Os populistas de direita, protagonistas da mais recente onda política, fazem ofertas muito atraentes e prometem o irrealizável. Quando chegam ao governo, não conseguem realizar o ressurgimento que prometem. Escalam os ataques aos inimigos por eles criados, como se sua eliminação fosse resolver os problemas. Frustram a maioria e terminam no recesso da história. A massa é sempre vulnerável a essas mensagens fantasiosas e fantasmagóricas.
O que espanta é que intelectuais se deixem inebriar por essas sereias evidentes. Economistas liberais acreditam que será possível implementar um regime de livre-mercado, sob o manto de governos populistas. Rapidamente descobrem que essa direita, que não é nova, mas parece ser, reemerge apenas em momentos de profunda inflexão do processo histórico, é politicamente iliberal. Sacrifica sempre as liberdades econômicas, em favor dos impulsos populistas. Terminam todos congelando preços, subsidiando setores em situação terminam irreversível, intervindo na economia arbitrariamente.
O liberalismo, é verdade, fragmentou-se. Há uma corrente “livre-mercadista”, que admite governos iliberais. Como se fosse possível secionar liberdades econômicas das liberdades políticas. Um mundo de investidores e consumidores totalmente livres, vivendo em um ambiente competitivo, e contribuintes e eleitores constrangidos por regulações que solapam sua soberania.
O liberal autêntico continua a buscar o sonho clássico, de liberdades no mercado e na política. O “livre-mercadista”, há vários deles no governo Trump, não agregam as liberdades políticas ao seu credo econômico. Convivem melhor com governos autocráticos.

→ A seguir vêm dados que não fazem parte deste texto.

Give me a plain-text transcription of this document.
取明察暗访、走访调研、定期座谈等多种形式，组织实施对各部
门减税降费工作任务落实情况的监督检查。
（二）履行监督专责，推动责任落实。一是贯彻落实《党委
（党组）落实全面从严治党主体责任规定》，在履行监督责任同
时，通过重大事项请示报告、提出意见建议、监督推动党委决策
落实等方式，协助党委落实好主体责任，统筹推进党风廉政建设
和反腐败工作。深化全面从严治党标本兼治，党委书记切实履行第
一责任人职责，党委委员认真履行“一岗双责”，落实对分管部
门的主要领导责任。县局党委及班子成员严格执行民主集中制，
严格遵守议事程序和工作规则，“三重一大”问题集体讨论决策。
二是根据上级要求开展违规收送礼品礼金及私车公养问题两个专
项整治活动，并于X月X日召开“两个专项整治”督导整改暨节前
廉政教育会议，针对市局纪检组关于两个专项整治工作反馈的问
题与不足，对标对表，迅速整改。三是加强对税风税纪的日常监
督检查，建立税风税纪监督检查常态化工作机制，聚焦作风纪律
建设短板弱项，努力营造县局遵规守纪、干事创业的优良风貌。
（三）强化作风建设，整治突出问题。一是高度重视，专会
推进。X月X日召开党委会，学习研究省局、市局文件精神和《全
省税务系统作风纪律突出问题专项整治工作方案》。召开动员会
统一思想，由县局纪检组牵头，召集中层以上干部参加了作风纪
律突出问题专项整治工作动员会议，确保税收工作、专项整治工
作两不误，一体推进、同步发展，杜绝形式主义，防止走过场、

Mas também acabam descobrindo que a própria liberdade de mercado será sacrificada, se houver tensão entre política e mercado. Foi o que aconteceu, por exemplo, no Chile de Pinochet. As concessões contralibertárias dos liberais redundam em desigualdade, oligarquia e oligopólio.
O socialismo perdeu a aversão às desigualdades social e economicamente produzidas, aliou-se a setores retrógrados, colaborou para a persistência e, em muitos casos, aumento das desigualdades. Perdeu a noção de quem são os aliados preferenciais e os adversários principais. Cedeu à tendência férrea da oligarquização da política.
É nesse recuo dos liberais e dos socialistas democráticos que prospera o populismo autoritário. O engano de alguns intelectuais, também é, todavia, parte da transição. O intelectual símbolo dessa malaise surgida da convivência entre um mundo que desvanece e outro que surge, foi Heidegger. Autor de uma filosofia brilhante, mas que cedeu ao canto inebriante do nazismo.
Uma das tarefas da crítica cultural, tomada no sentido que lhe deu o filósofo americano Richard Rorty, é mostrar os limites e contradições desses híbridos, que surgem como acomodação a alternativas que pouco atendem aos requisitos fundamentais de sua própria filosofia moral.
Por outro lado, somos todos, igualmente, seres da transição. Vivemos a insuficiência epistemológica crescente dos nossos modelos, a insuficiência de nossas explicações, a ineficácia estrutural de nossas soluções. Somos portadores do provisório e da dúvida. Está na hora de construirmos uma sociologia, uma política, uma economia e uma moral da transição, capaz de lançar pontes efetivas para o futuro que estaremos a construir.